So I had trouble extracting hyperparameters from a PySpark model after Pipeline and CrossValidator.
I found the following answer on StackOverflow: How to extract model hyper-parameters from spark.ml in PySpark?
This was very helpful and the following line worked for me:
modelOnly.bestModel.stages[-1]._java_obj.parent().getRegParam()
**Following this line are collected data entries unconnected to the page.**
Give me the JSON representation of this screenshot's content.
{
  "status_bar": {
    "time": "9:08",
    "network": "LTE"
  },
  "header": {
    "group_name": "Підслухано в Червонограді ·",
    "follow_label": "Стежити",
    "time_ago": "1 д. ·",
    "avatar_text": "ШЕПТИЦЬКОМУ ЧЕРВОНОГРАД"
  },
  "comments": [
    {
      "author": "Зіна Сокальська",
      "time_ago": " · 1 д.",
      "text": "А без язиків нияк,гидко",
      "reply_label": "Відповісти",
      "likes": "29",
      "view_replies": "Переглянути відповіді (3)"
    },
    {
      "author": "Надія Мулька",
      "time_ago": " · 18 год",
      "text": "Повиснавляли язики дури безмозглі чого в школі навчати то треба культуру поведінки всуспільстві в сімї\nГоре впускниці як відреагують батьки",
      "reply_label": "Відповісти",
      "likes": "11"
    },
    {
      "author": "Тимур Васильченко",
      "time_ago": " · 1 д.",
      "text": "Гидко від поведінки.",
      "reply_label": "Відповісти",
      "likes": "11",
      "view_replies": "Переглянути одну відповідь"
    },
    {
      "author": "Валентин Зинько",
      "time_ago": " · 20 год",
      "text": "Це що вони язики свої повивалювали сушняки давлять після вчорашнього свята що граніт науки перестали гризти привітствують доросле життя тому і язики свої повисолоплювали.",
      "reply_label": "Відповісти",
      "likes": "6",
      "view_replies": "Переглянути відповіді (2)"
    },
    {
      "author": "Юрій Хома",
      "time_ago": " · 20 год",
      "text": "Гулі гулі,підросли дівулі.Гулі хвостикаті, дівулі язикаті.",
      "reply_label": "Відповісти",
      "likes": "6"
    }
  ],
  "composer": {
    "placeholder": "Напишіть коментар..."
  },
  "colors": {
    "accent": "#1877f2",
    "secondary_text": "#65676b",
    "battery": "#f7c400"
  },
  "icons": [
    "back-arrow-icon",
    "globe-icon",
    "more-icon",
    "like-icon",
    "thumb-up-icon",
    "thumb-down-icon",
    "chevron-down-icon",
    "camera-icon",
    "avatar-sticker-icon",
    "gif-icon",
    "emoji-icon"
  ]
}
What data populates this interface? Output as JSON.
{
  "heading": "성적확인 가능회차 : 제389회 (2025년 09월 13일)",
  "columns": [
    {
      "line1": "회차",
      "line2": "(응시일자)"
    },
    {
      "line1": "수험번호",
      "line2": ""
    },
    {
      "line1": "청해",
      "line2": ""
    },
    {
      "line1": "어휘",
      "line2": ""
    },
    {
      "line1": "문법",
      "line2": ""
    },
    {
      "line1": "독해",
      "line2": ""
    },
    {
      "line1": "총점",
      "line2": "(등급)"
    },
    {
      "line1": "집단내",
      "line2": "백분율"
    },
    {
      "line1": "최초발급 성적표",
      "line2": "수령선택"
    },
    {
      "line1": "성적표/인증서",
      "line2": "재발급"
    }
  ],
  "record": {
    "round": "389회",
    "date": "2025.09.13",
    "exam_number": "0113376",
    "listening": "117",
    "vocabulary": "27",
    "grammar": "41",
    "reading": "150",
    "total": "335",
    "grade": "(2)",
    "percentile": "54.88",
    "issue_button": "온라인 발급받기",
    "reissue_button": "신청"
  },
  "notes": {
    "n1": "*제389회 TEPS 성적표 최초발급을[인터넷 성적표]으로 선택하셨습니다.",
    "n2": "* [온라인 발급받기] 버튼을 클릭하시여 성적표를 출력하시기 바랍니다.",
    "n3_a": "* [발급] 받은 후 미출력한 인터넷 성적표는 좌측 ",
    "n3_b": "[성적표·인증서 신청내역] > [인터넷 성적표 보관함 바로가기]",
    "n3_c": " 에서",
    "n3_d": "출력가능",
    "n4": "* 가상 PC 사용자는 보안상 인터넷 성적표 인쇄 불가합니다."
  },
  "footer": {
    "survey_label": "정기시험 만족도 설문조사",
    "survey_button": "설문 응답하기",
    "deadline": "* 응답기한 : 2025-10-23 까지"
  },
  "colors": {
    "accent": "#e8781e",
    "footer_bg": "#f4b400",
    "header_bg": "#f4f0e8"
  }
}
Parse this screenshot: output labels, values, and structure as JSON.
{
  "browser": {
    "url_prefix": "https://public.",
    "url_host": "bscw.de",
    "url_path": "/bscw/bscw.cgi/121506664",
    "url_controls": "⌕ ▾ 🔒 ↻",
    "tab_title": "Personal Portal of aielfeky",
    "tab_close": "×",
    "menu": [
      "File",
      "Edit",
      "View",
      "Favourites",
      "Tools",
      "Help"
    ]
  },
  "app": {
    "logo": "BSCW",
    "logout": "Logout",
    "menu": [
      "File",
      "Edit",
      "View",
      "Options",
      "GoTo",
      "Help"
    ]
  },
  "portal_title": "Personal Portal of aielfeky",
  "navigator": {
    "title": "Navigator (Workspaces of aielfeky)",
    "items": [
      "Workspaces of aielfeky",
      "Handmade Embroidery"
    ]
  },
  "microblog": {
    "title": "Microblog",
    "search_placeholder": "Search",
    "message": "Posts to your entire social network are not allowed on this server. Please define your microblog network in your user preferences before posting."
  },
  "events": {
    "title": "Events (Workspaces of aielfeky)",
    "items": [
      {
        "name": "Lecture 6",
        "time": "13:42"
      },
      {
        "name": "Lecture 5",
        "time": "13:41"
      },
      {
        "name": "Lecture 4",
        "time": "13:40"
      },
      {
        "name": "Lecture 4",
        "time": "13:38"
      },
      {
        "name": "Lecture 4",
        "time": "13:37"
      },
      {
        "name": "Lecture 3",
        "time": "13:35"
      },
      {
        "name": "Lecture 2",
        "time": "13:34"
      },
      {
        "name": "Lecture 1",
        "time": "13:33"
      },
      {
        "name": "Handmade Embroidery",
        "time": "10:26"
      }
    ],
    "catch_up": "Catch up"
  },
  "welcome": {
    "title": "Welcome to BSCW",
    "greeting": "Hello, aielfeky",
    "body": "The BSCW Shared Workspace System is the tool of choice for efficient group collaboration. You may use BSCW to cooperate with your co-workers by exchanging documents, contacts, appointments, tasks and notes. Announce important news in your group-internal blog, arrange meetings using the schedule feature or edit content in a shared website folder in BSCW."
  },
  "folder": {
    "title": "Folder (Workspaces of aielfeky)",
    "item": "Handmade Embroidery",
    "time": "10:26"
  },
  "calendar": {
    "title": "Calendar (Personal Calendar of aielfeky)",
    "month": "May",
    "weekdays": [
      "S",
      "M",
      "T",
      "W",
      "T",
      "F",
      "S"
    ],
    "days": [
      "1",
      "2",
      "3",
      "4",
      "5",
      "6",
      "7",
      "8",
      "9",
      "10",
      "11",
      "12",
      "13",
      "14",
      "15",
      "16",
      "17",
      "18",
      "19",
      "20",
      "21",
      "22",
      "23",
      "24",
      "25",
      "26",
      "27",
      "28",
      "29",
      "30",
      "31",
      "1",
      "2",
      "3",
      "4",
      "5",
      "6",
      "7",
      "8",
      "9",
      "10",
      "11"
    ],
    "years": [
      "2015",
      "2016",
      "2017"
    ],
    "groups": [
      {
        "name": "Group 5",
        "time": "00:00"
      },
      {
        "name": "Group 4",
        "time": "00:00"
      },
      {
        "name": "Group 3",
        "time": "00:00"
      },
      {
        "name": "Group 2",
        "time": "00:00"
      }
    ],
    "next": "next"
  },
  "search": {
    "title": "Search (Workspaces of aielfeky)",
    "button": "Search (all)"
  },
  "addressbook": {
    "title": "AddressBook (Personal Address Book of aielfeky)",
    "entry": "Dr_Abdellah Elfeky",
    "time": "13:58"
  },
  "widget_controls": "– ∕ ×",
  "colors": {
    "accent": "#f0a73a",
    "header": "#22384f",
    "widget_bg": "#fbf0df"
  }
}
The new problem is that I'm running a MLP and when trying to extract the layers I get a random string of characters instead of something like a Python list.
Result:
StepSize: 0.03
Layers: [I@db98c25
My code roughly was:
trainer = MultilayerPerceptronClassifier(featuresCol='features',
labelCol='label',
predictionCol='prediction',
maxIter=100,
tol=1e-06,
seed=1331,
layers=layers1,
blockSize=128,
stepSize=0.03,
solver='l-bfgs',
initialWeights=None,
probabilityCol='probability',
rawPredictionCol='rawPrediction')
pipeline = Pipeline(stages=[assembler1,stringIdx,trainer])
paramGrid = ParamGridBuilder() \
.addGrid(trainer.maxIter, [10]) \
.addGrid(trainer.tol, [1e-06]) \
.addGrid(trainer.stepSize, [0.03]) \
.addGrid(trainer.layers, [layers2]) \
.build()
crossval = CrossValidator(estimator=pipeline,
estimatorParamMaps=paramGrid,
evaluator=MulticlassClassificationEvaluator(metricName="accuracy"),
numFolds=3)
cvModel = crossval.fit(df)
mybestmodel = cvModel.bestModel
java_model = mybestmodel.stages[-1]._java_obj
print("StepSize: ", end='')
print(java_model.parent().getStepSize())
print("Layers: ", end='')
print(java_model.parent().getLayers())
I'm running Spark 2.3.2.
What am I missing?
Thanks :)
That's not a random string, but the representation of the corresponding Java object.
While in theory you could
[x for x in mybestmodel.stages[-1]._java_obj.parent().getLayers()]
there is really no need for that
layers
array of layer sizes including input and output layers.
New in version 1.6.0.
i.e.
mybestmodel.stages[-1].layers